Comment by ZeljkoS
3 months ago
We have a partial understanding of why distillation works—it is explained by The Lottery Ticket Hypothesis (https://arxiv.org/abs/1803.03635). But if I am understanding correctly, that doesn't mean you can train a smaller network from scratch. You need a lot of randomness in the initial large network, for some neurons to have "winning" states. Then you can distill those winning subsystems to a smaller network.

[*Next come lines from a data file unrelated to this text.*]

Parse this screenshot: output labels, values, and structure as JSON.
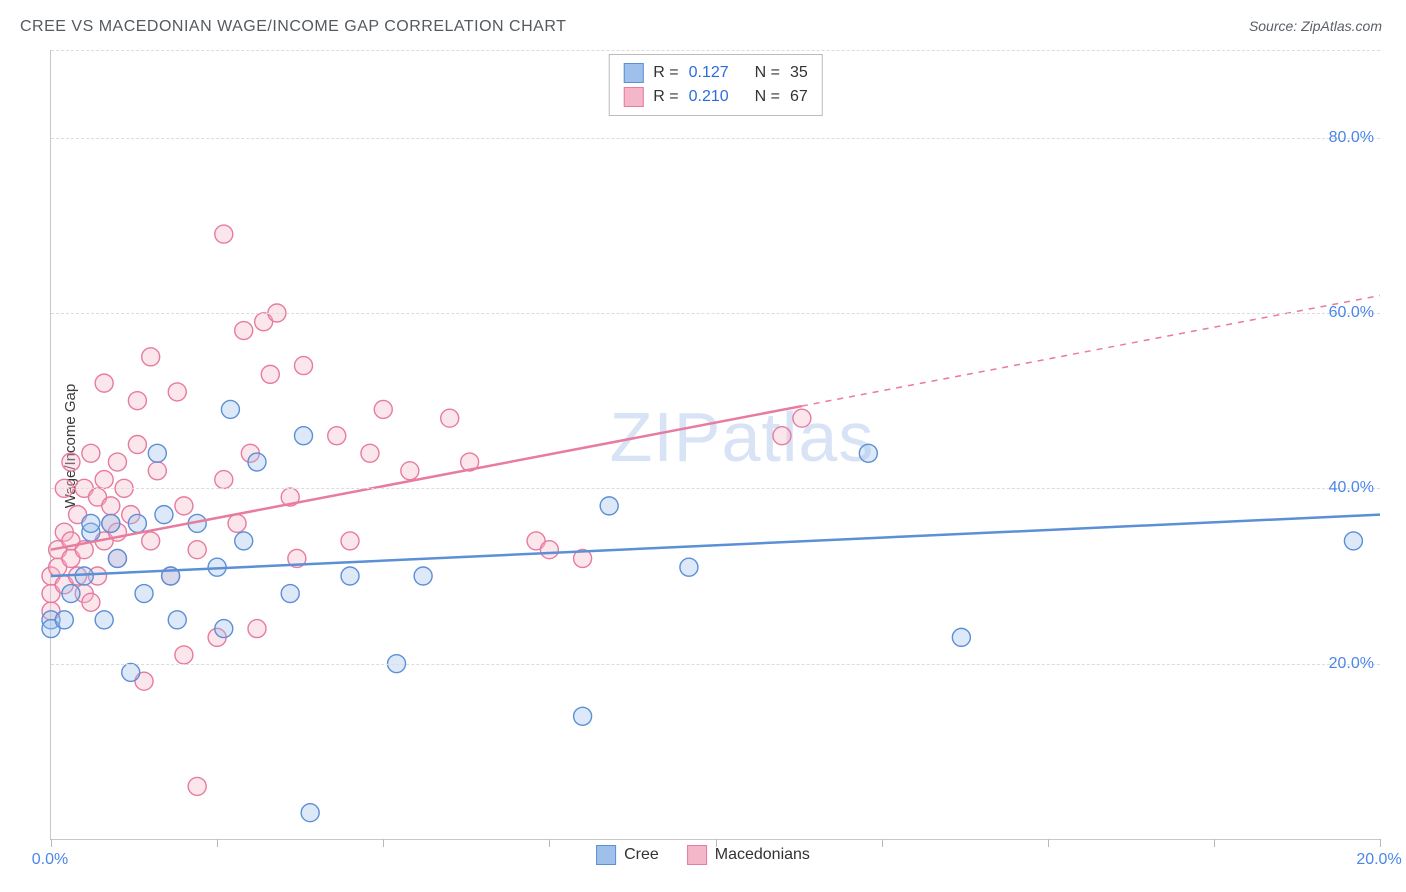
{
  "title": "CREE VS MACEDONIAN WAGE/INCOME GAP CORRELATION CHART",
  "source_label": "Source: ",
  "source_name": "ZipAtlas.com",
  "y_axis_label": "Wage/Income Gap",
  "watermark_a": "ZIP",
  "watermark_b": "atlas",
  "chart": {
    "type": "scatter",
    "background_color": "#ffffff",
    "grid_color": "#dcdcdc",
    "axis_color": "#c8c8c8",
    "tick_label_color": "#4a86e8",
    "xlim": [
      0,
      20
    ],
    "ylim": [
      0,
      90
    ],
    "x_ticks": [
      0,
      2.5,
      5,
      7.5,
      10,
      12.5,
      15,
      17.5,
      20
    ],
    "x_tick_labels_shown": {
      "0": "0.0%",
      "20": "20.0%"
    },
    "y_gridlines": [
      20,
      40,
      60,
      80
    ],
    "y_tick_labels": {
      "20": "20.0%",
      "40": "40.0%",
      "60": "60.0%",
      "80": "80.0%"
    },
    "marker_radius": 9,
    "marker_stroke_width": 1.4,
    "marker_fill_opacity": 0.35,
    "trend_line_width": 2.5,
    "series": {
      "cree": {
        "label": "Cree",
        "color_stroke": "#5b8fd6",
        "color_fill": "#9fc0ea",
        "R": "0.127",
        "N": "35",
        "trend": {
          "x1": 0,
          "y1": 30,
          "x2": 20,
          "y2": 37,
          "dashed_from_x": null
        },
        "points": [
          [
            0.0,
            25
          ],
          [
            0.0,
            24
          ],
          [
            0.2,
            25
          ],
          [
            0.3,
            28
          ],
          [
            0.5,
            30
          ],
          [
            0.6,
            35
          ],
          [
            0.6,
            36
          ],
          [
            0.8,
            25
          ],
          [
            0.9,
            36
          ],
          [
            1.0,
            32
          ],
          [
            1.2,
            19
          ],
          [
            1.3,
            36
          ],
          [
            1.4,
            28
          ],
          [
            1.6,
            44
          ],
          [
            1.7,
            37
          ],
          [
            1.8,
            30
          ],
          [
            1.9,
            25
          ],
          [
            2.2,
            36
          ],
          [
            2.5,
            31
          ],
          [
            2.6,
            24
          ],
          [
            2.7,
            49
          ],
          [
            2.9,
            34
          ],
          [
            3.1,
            43
          ],
          [
            3.6,
            28
          ],
          [
            3.8,
            46
          ],
          [
            3.9,
            3
          ],
          [
            4.5,
            30
          ],
          [
            5.2,
            20
          ],
          [
            5.6,
            30
          ],
          [
            8.0,
            14
          ],
          [
            8.4,
            38
          ],
          [
            9.6,
            31
          ],
          [
            12.3,
            44
          ],
          [
            13.7,
            23
          ],
          [
            19.6,
            34
          ]
        ]
      },
      "macedonians": {
        "label": "Macedonians",
        "color_stroke": "#e77ba0",
        "color_fill": "#f3b7c9",
        "R": "0.210",
        "N": "67",
        "trend": {
          "x1": 0,
          "y1": 33,
          "x2": 20,
          "y2": 62,
          "dashed_from_x": 11.3
        },
        "points": [
          [
            0.0,
            26
          ],
          [
            0.0,
            28
          ],
          [
            0.0,
            30
          ],
          [
            0.1,
            31
          ],
          [
            0.1,
            33
          ],
          [
            0.2,
            29
          ],
          [
            0.2,
            35
          ],
          [
            0.2,
            40
          ],
          [
            0.3,
            32
          ],
          [
            0.3,
            34
          ],
          [
            0.3,
            43
          ],
          [
            0.4,
            30
          ],
          [
            0.4,
            37
          ],
          [
            0.5,
            28
          ],
          [
            0.5,
            33
          ],
          [
            0.5,
            40
          ],
          [
            0.6,
            27
          ],
          [
            0.6,
            44
          ],
          [
            0.7,
            30
          ],
          [
            0.7,
            39
          ],
          [
            0.8,
            34
          ],
          [
            0.8,
            41
          ],
          [
            0.8,
            52
          ],
          [
            0.9,
            36
          ],
          [
            0.9,
            38
          ],
          [
            1.0,
            32
          ],
          [
            1.0,
            35
          ],
          [
            1.0,
            43
          ],
          [
            1.1,
            40
          ],
          [
            1.2,
            37
          ],
          [
            1.3,
            45
          ],
          [
            1.3,
            50
          ],
          [
            1.4,
            18
          ],
          [
            1.5,
            34
          ],
          [
            1.5,
            55
          ],
          [
            1.6,
            42
          ],
          [
            1.8,
            30
          ],
          [
            1.9,
            51
          ],
          [
            2.0,
            21
          ],
          [
            2.0,
            38
          ],
          [
            2.2,
            33
          ],
          [
            2.2,
            6
          ],
          [
            2.5,
            23
          ],
          [
            2.6,
            41
          ],
          [
            2.6,
            69
          ],
          [
            2.8,
            36
          ],
          [
            2.9,
            58
          ],
          [
            3.0,
            44
          ],
          [
            3.1,
            24
          ],
          [
            3.2,
            59
          ],
          [
            3.3,
            53
          ],
          [
            3.4,
            60
          ],
          [
            3.6,
            39
          ],
          [
            3.7,
            32
          ],
          [
            3.8,
            54
          ],
          [
            4.3,
            46
          ],
          [
            4.5,
            34
          ],
          [
            4.8,
            44
          ],
          [
            5.0,
            49
          ],
          [
            5.4,
            42
          ],
          [
            6.0,
            48
          ],
          [
            6.3,
            43
          ],
          [
            7.3,
            34
          ],
          [
            7.5,
            33
          ],
          [
            8.0,
            32
          ],
          [
            11.0,
            46
          ],
          [
            11.3,
            48
          ]
        ]
      }
    }
  },
  "legend_top": {
    "r_label": "R  =",
    "n_label": "N  ="
  }
}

Note that similar process happens with human brain, it is called Synaptic pruning (https://en.wikipedia.org/wiki/Synaptic_pruning). Relevant quote from Wikipedia (https://en.wikipedia.org/wiki/Neuron#Connectivity): "It has been estimated that the brain of a three-year-old child has about 10^15 synapses (1 quadrillion). This number declines with age, stabilizing by adulthood. Estimates vary for an adult, ranging from 10^14 to 5x10^14 synapses (100 to 500 trillion)."
So, can a distilled 8B model (say, the Deepseek-R1-Distil-Llama-8B or whatever) be "trained up" to a higher parameter 16B Parameter model after distillation from a superior model, or is it forever stuck at the 8B parameters that can just be fine tuned?
So more 'mature' models might arise in the near future with less params and better benchmarks?
That's been happening consistently for over a year now. Small models today are better than big models from a year or two ago.
"Better", but not better than the model they were distilled from, at least that's how I understand it.
I think this is how the "child brain" works too. The better the parents and the environement are, the better the child evolution is :)
2 replies →
They might also be more biased and less able to adapt to new technology. Interesting times.